One result first: measurements with the plant probe in the field situation (fig. 1b) have been much too work intensive. Additionally, no real advantage has been noticed compared to above canopy measurements (fig. 1a). Therefore this kind of measurements were stopped. The result introduced here are all based on measurements above canopy (fig. 1a).

Vaiety effect
Fig. 3: The variety effect

The combination of our hyperspectral data analysis and discriminant analysis highlights a clear variety effect (fig. 3). But the nematode population is of main concern.

Canonical distance of variety x nematode 2011
Fig. 4a: Discriminant analysis 2011
Canonical distance of variety x nematode 2012
Fig. 4b: Discriminant analysis 2012

The discriminant analysis demonstrates an interaction of varieties and nematode. The colored framed areas describe the variety effect, the distance within the areas are the nematode effect.
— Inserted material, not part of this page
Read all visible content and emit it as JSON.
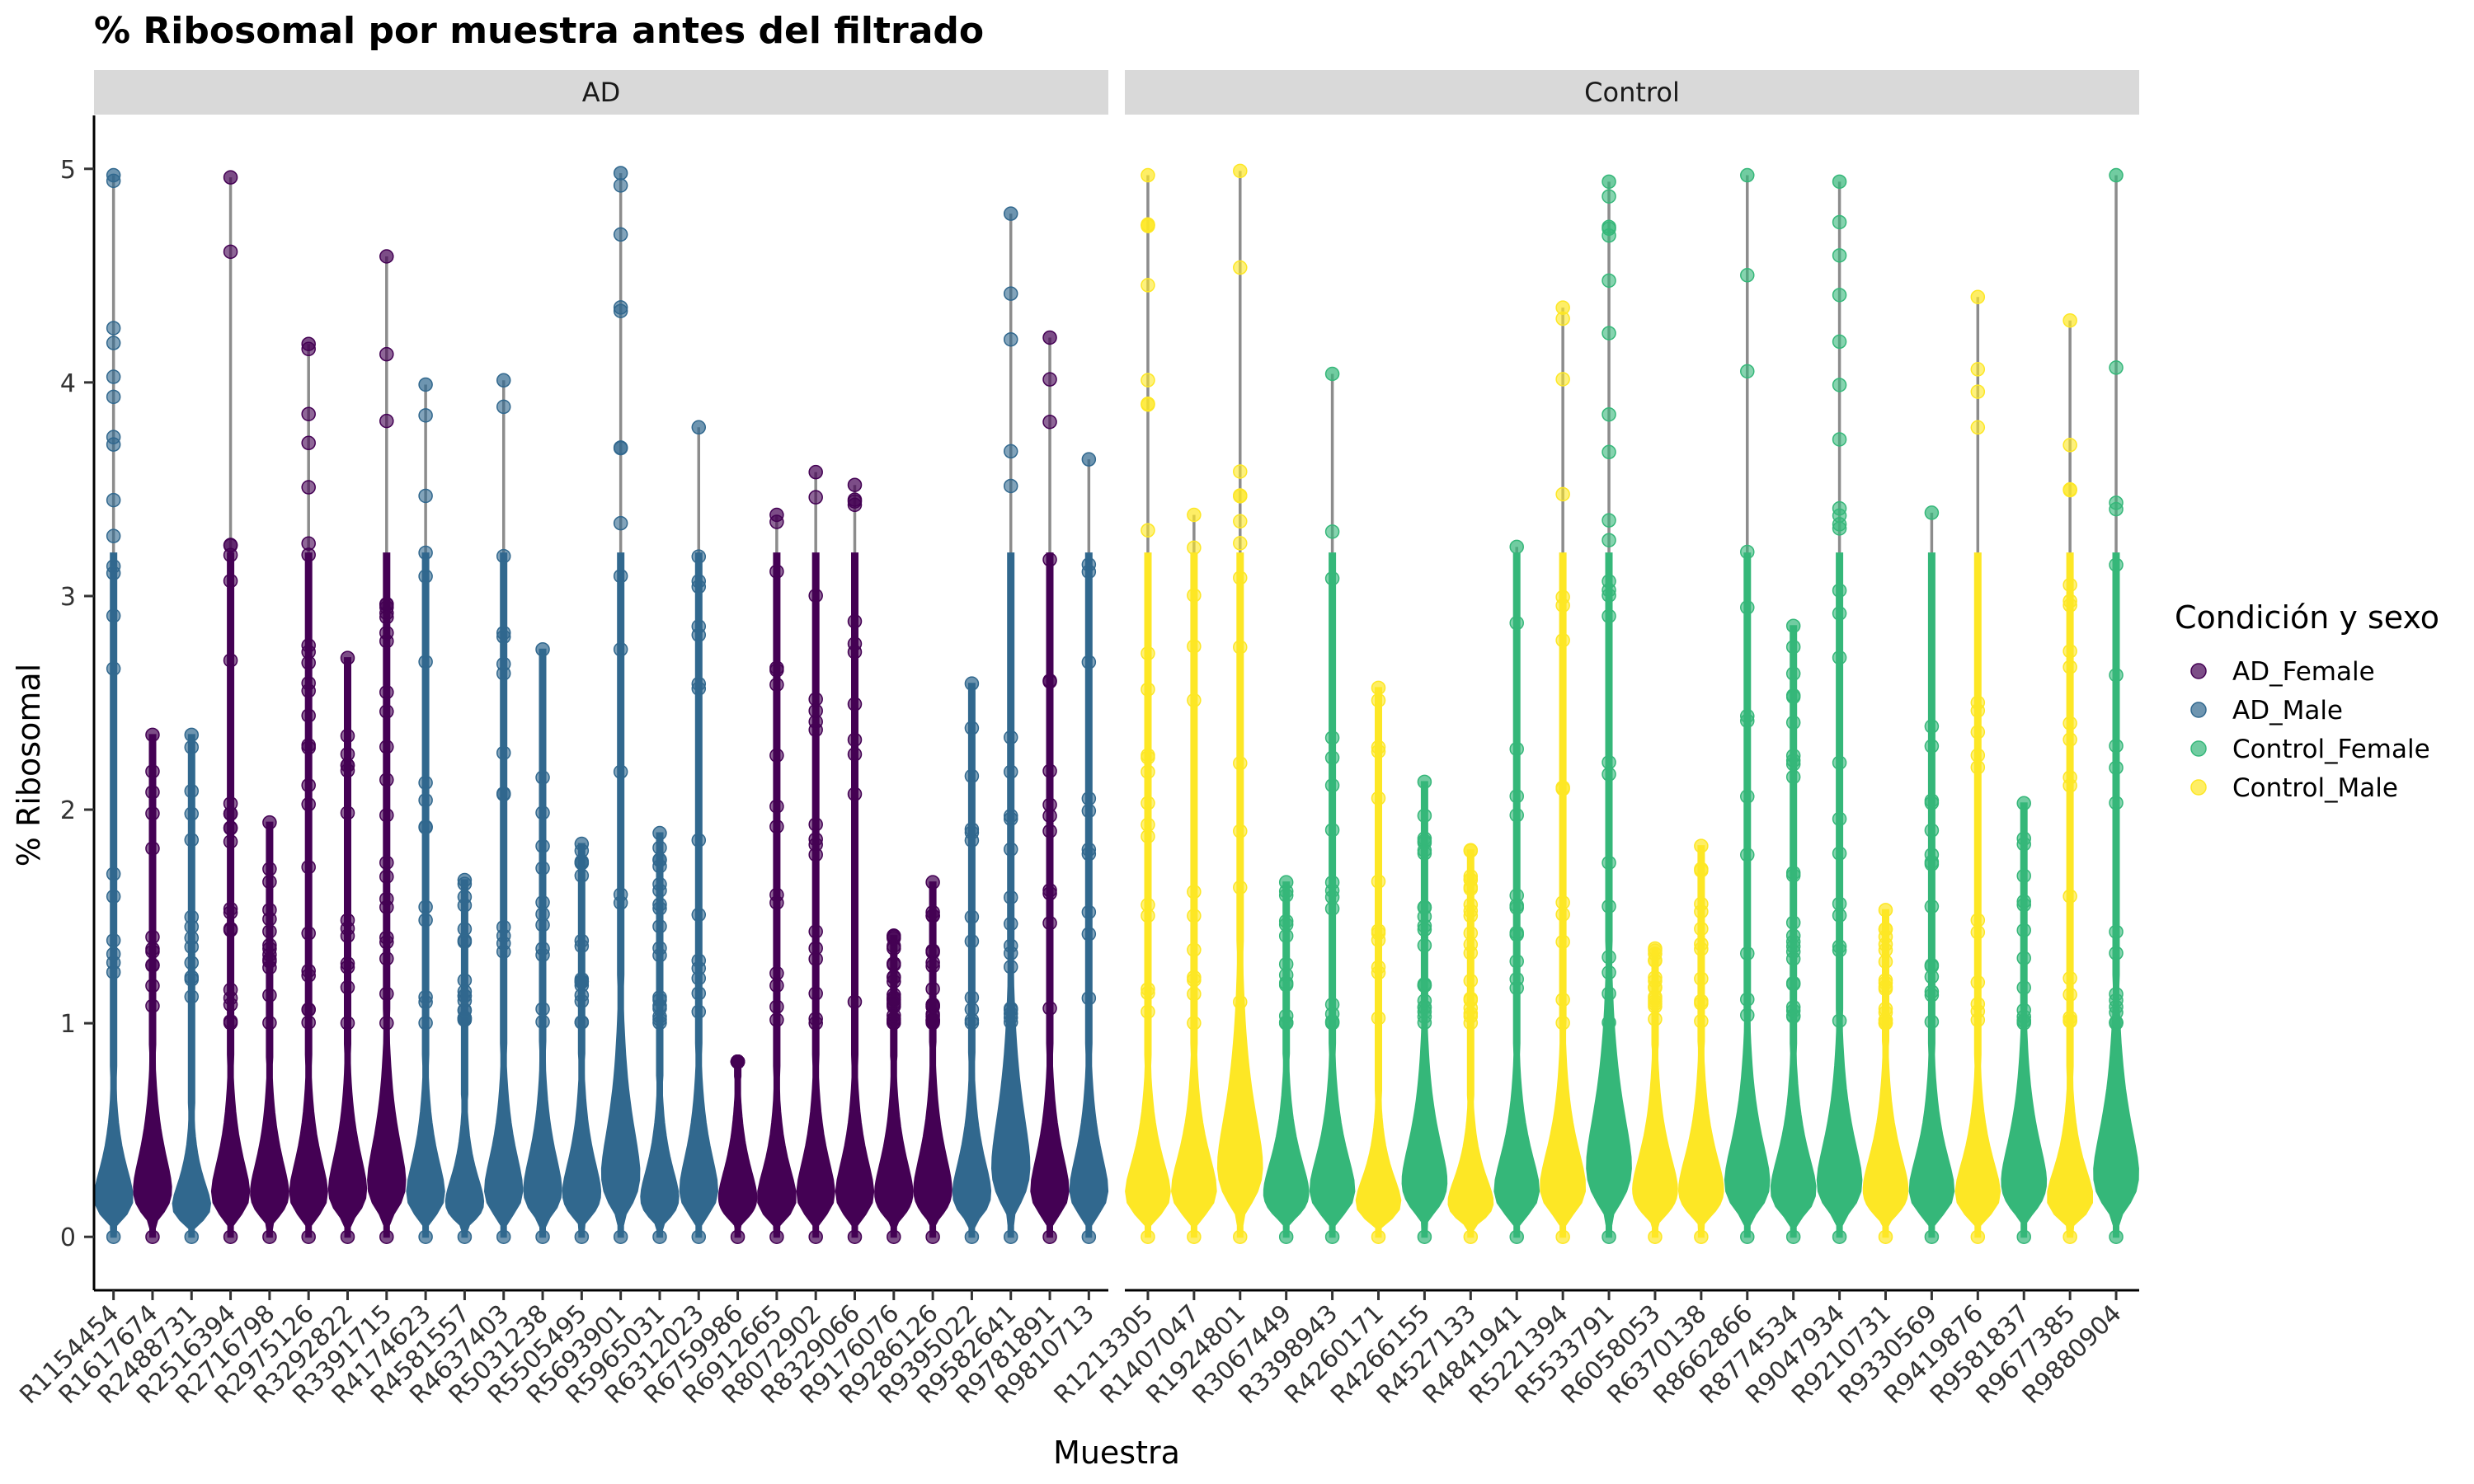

The variety x nematode combination are indexed. Taking the distances as a dimensionless measure, the dominance of the variety effect is obvious, the nematode effect is an extremely weak trait.

Measurement time
Fig. 5: Impact of measurement date during season
Year effect on signature
Fig. 6: Year effect

Furthermore the measurement date during the season (fig. 5) as well as the year (fig. 6) have an effect on the signature and is disguising the impact of H. schachtii.
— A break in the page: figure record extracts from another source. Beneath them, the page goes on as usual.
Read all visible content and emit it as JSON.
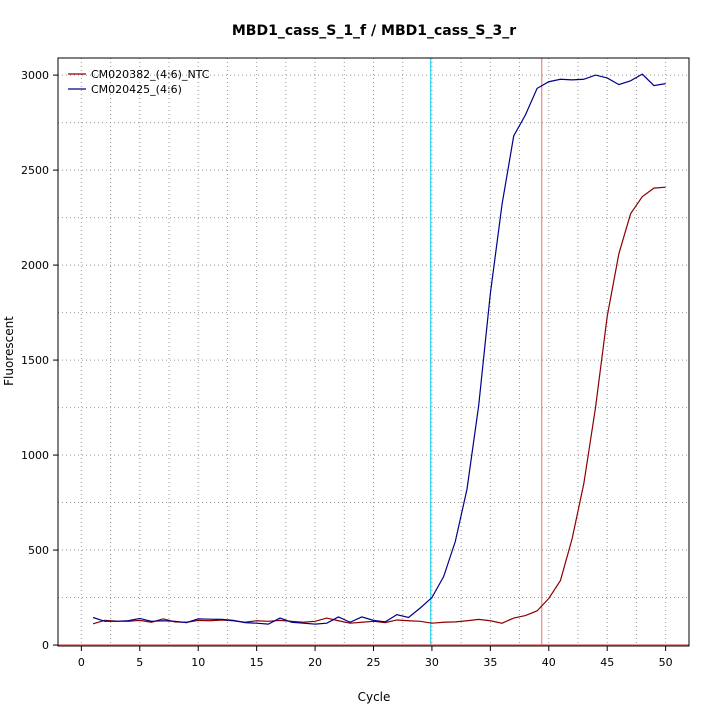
{
  "chart_data": {
    "type": "line",
    "title": "MBD1_cass_S_1_f / MBD1_cass_S_3_r",
    "xlabel": "Cycle",
    "ylabel": "Fluorescent",
    "xlim": [
      -2,
      52
    ],
    "ylim": [
      -5,
      3090
    ],
    "x_ticks": [
      0,
      5,
      10,
      15,
      20,
      25,
      30,
      35,
      40,
      45,
      50
    ],
    "y_ticks": [
      0,
      500,
      1000,
      1500,
      2000,
      2500,
      3000
    ],
    "grid": true,
    "legend_position": "top-left",
    "x": [
      1,
      2,
      3,
      4,
      5,
      6,
      7,
      8,
      9,
      10,
      11,
      12,
      13,
      14,
      15,
      16,
      17,
      18,
      19,
      20,
      21,
      22,
      23,
      24,
      25,
      26,
      27,
      28,
      29,
      30,
      31,
      32,
      33,
      34,
      35,
      36,
      37,
      38,
      39,
      40,
      41,
      42,
      43,
      44,
      45,
      46,
      47,
      48,
      49,
      50
    ],
    "series": [
      {
        "name": "CM020382_(4:6)_NTC",
        "color": "#8b0000",
        "values": [
          112,
          130,
          126,
          125,
          130,
          120,
          138,
          122,
          120,
          130,
          128,
          132,
          128,
          120,
          128,
          125,
          130,
          125,
          120,
          125,
          142,
          128,
          115,
          120,
          125,
          118,
          132,
          128,
          125,
          115,
          120,
          122,
          128,
          135,
          128,
          115,
          142,
          155,
          180,
          245,
          340,
          560,
          850,
          1250,
          1730,
          2060,
          2270,
          2360,
          2405,
          2410
        ]
      },
      {
        "name": "CM020425_(4:6)",
        "color": "#00008b",
        "values": [
          145,
          125,
          125,
          128,
          140,
          125,
          128,
          125,
          118,
          138,
          136,
          135,
          130,
          118,
          115,
          110,
          142,
          120,
          115,
          110,
          115,
          148,
          120,
          148,
          130,
          122,
          160,
          145,
          195,
          250,
          360,
          545,
          820,
          1260,
          1850,
          2320,
          2680,
          2790,
          2930,
          2965,
          2978,
          2975,
          2978,
          3000,
          2985,
          2950,
          2970,
          3005,
          2945,
          2955
        ]
      }
    ],
    "vertical_lines": [
      {
        "x": 29.9,
        "color": "#00cfe8"
      },
      {
        "x": 39.4,
        "color": "#e07070"
      }
    ],
    "horizontal_lines": [
      {
        "y": 0,
        "color": "#e07070"
      }
    ]
  }
}
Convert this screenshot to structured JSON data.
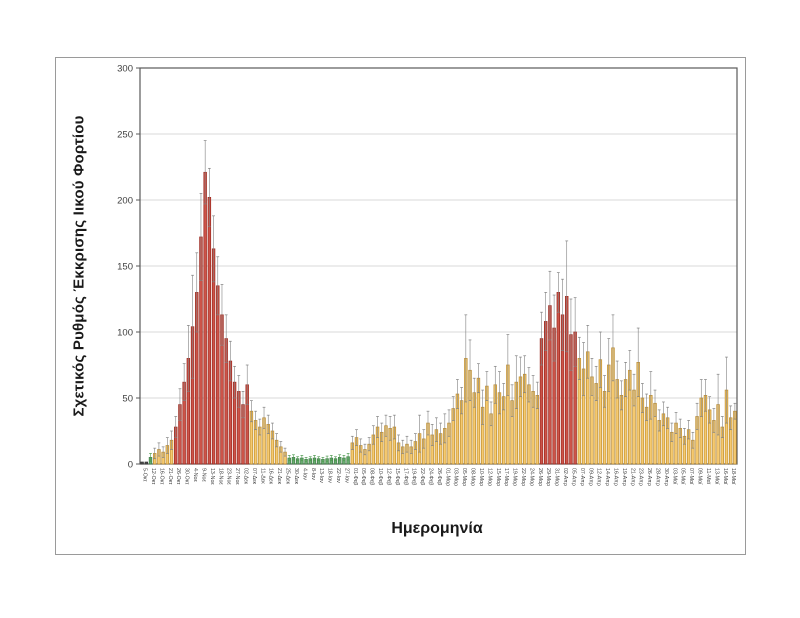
{
  "chart_data": {
    "type": "bar",
    "title": "",
    "xlabel": "Ημερομηνία",
    "ylabel": "Σχετικός Ρυθμός Έκκρισης Ιικού Φορτίου",
    "ylim": [
      0,
      300
    ],
    "yticks": [
      0,
      50,
      100,
      150,
      200,
      250,
      300
    ],
    "grid": true,
    "legend": "none",
    "bar_color_legend": {
      "r": "red (high shedding period)",
      "o": "orange (moderate shedding)",
      "g": "green (low shedding)",
      "d": "dark (baseline)"
    },
    "palette": {
      "r_fill": "#CD5449",
      "r_stroke": "#9B291F",
      "o_fill": "#F6CA6F",
      "o_stroke": "#BD8C2F",
      "g_fill": "#69AC70",
      "g_stroke": "#3E7C45",
      "d_fill": "#4D4D4D",
      "d_stroke": "#333333",
      "whisker": "#808080",
      "whisker_green": "#4E9A50",
      "grid": "#D9D9D9",
      "axis": "#595959",
      "tick_text": "#404040"
    },
    "tick_labels": [
      "5-Οκτ",
      "12-Οκτ",
      "16-Οκτ",
      "21-Οκτ",
      "26-Οκτ",
      "30-Οκτ",
      "4-Νοε",
      "9-Νοε",
      "13-Νοε",
      "18-Νοε",
      "23-Νοε",
      "27-Νοε",
      "02-Δεκ",
      "07-Δεκ",
      "11-Δεκ",
      "16-Δεκ",
      "21-Δεκ",
      "25-Δεκ",
      "30-Δεκ",
      "4-Ιαν",
      "8-Ιαν",
      "13-Ιαν",
      "18-Ιαν",
      "22-Ιαν",
      "27-Ιαν",
      "01-Φεβ",
      "05-Φεβ",
      "08-Φεβ",
      "10-Φεβ",
      "12-Φεβ",
      "15-Φεβ",
      "17-Φεβ",
      "19-Φεβ",
      "22-Φεβ",
      "24-Φεβ",
      "26-Φεβ",
      "01-Μαρ",
      "03-Μαρ",
      "05-Μαρ",
      "08-Μαρ",
      "10-Μαρ",
      "12-Μαρ",
      "15-Μαρ",
      "17-Μαρ",
      "19-Μαρ",
      "22-Μαρ",
      "24-Μαρ",
      "26-Μαρ",
      "29-Μαρ",
      "31-Μαρ",
      "02-Απρ",
      "05-Απρ",
      "07-Απρ",
      "09-Απρ",
      "12-Απρ",
      "14-Απρ",
      "16-Απρ",
      "19-Απρ",
      "21-Απρ",
      "23-Απρ",
      "26-Απρ",
      "28-Απρ",
      "30-Απρ",
      "03-Μαϊ",
      "05-Μαϊ",
      "07-Μαϊ",
      "09-Μαϊ",
      "11-Μαϊ",
      "13-Μαϊ",
      "16-Μαϊ",
      "18-Μαϊ"
    ],
    "label_every_n_bars": 2,
    "values": [
      1.5,
      1.5,
      5,
      8,
      11,
      9,
      14,
      18,
      28,
      45,
      62,
      80,
      104,
      130,
      172,
      221,
      202,
      163,
      135,
      113,
      95,
      78,
      62,
      55,
      45,
      60,
      40,
      33,
      28,
      35,
      30,
      25,
      18,
      13,
      9,
      4.5,
      5,
      4,
      4.5,
      3.5,
      4,
      4.5,
      4,
      3.5,
      4,
      4.5,
      4,
      5,
      4.5,
      5.5,
      16,
      20,
      14,
      11,
      15,
      22,
      28,
      24,
      29,
      27,
      28,
      16,
      13,
      15,
      13,
      17,
      23,
      19,
      31,
      22,
      26,
      23,
      27,
      31,
      42,
      53,
      48,
      80,
      71,
      54,
      65,
      43,
      59,
      38,
      60,
      54,
      51,
      75,
      48,
      62,
      66,
      68,
      60,
      55,
      52,
      95,
      108,
      120,
      103,
      130,
      113,
      127,
      98,
      100,
      80,
      72,
      85,
      66,
      61,
      79,
      55,
      75,
      88,
      64,
      52,
      64,
      71,
      56,
      77,
      50,
      43,
      52,
      46,
      33,
      38,
      35,
      24,
      31,
      27,
      21,
      26,
      18,
      36,
      50,
      52,
      41,
      33,
      45,
      28,
      56,
      35,
      40
    ],
    "errors": [
      0,
      0,
      3,
      4,
      5,
      4,
      6,
      7,
      8,
      12,
      14,
      25,
      39,
      30,
      33,
      24,
      22,
      25,
      22,
      23,
      18,
      15,
      12,
      12,
      10,
      15,
      8,
      7,
      6,
      8,
      7,
      6,
      5,
      4,
      3,
      2,
      2,
      1.5,
      2,
      1.5,
      1.5,
      2,
      1.5,
      1.5,
      2,
      2,
      1.5,
      2,
      2,
      2.5,
      5,
      6,
      5,
      4,
      5,
      7,
      8,
      7,
      8,
      9,
      9,
      6,
      5,
      6,
      5,
      6,
      14,
      7,
      9,
      8,
      9,
      8,
      11,
      10,
      9,
      11,
      10,
      33,
      23,
      11,
      11,
      13,
      11,
      9,
      14,
      16,
      10,
      23,
      12,
      20,
      15,
      14,
      13,
      12,
      10,
      20,
      22,
      26,
      25,
      15,
      27,
      42,
      27,
      26,
      16,
      20,
      20,
      14,
      13,
      21,
      12,
      20,
      25,
      14,
      11,
      13,
      15,
      12,
      26,
      11,
      10,
      18,
      10,
      8,
      9,
      8,
      7,
      8,
      7,
      6,
      7,
      6,
      10,
      14,
      12,
      10,
      9,
      23,
      8,
      25,
      9,
      6
    ],
    "colors_seq": "ddgooooorrrrrrrrrrrrrrrrrrooooooooogggggggggggggggooooooooooooooooooooooooooooooooooooooooooooorrrrrrrrroooooooooooooooooooooooooooooooooooooo"
  }
}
Summary: the nematode effect is the bottom end of a couple of superior factors, which control the hyperspectral signal more dominant.

Excluding the superior factors from analysis, i.e. taking the measurement at one specific day, year, for one variety and cluster the E&J data to discrete density classes, the nematode related differences can be shown by the statistics (fig. 7a-d), ie. even H. schachtii has an impact on the hyperspectral signal, the last factor of the whole row.

Population density class
Fig. 7a: Canonical distance distribution 2011

Population density class
Fig. 7b: Canonical distance distribution 2012

Population density class
Fig. 7c: Canonical distance distribution 2013

Population density class
Fig. 7d: Canonical distance distribution 2014

A repeatable pattern is not detectable among years. Each year shows significant differences, which reflect more or less the temperature controlled dynamics of this specific year. Although the results of the trials stay behind expectations, the four year experiment provides the basics for a more advanced analysis. Part of the extended analysis is a) the small but important detour to the "General Linear Modeling" Procedure (GLM), where a linear correlation is constructed between the hyperspectral signature and the E&J, and b) the dominant factors masking the nematode, as described before. The application of the introduced Leslie model provides the possibility to standardize the dominant factors "year" and "measurement day" by a biological time concept within the Leslie model. The model combination of Leslie model and GLM allows the establishment of a correlation of number of cysts at a certain data on the biological time scale.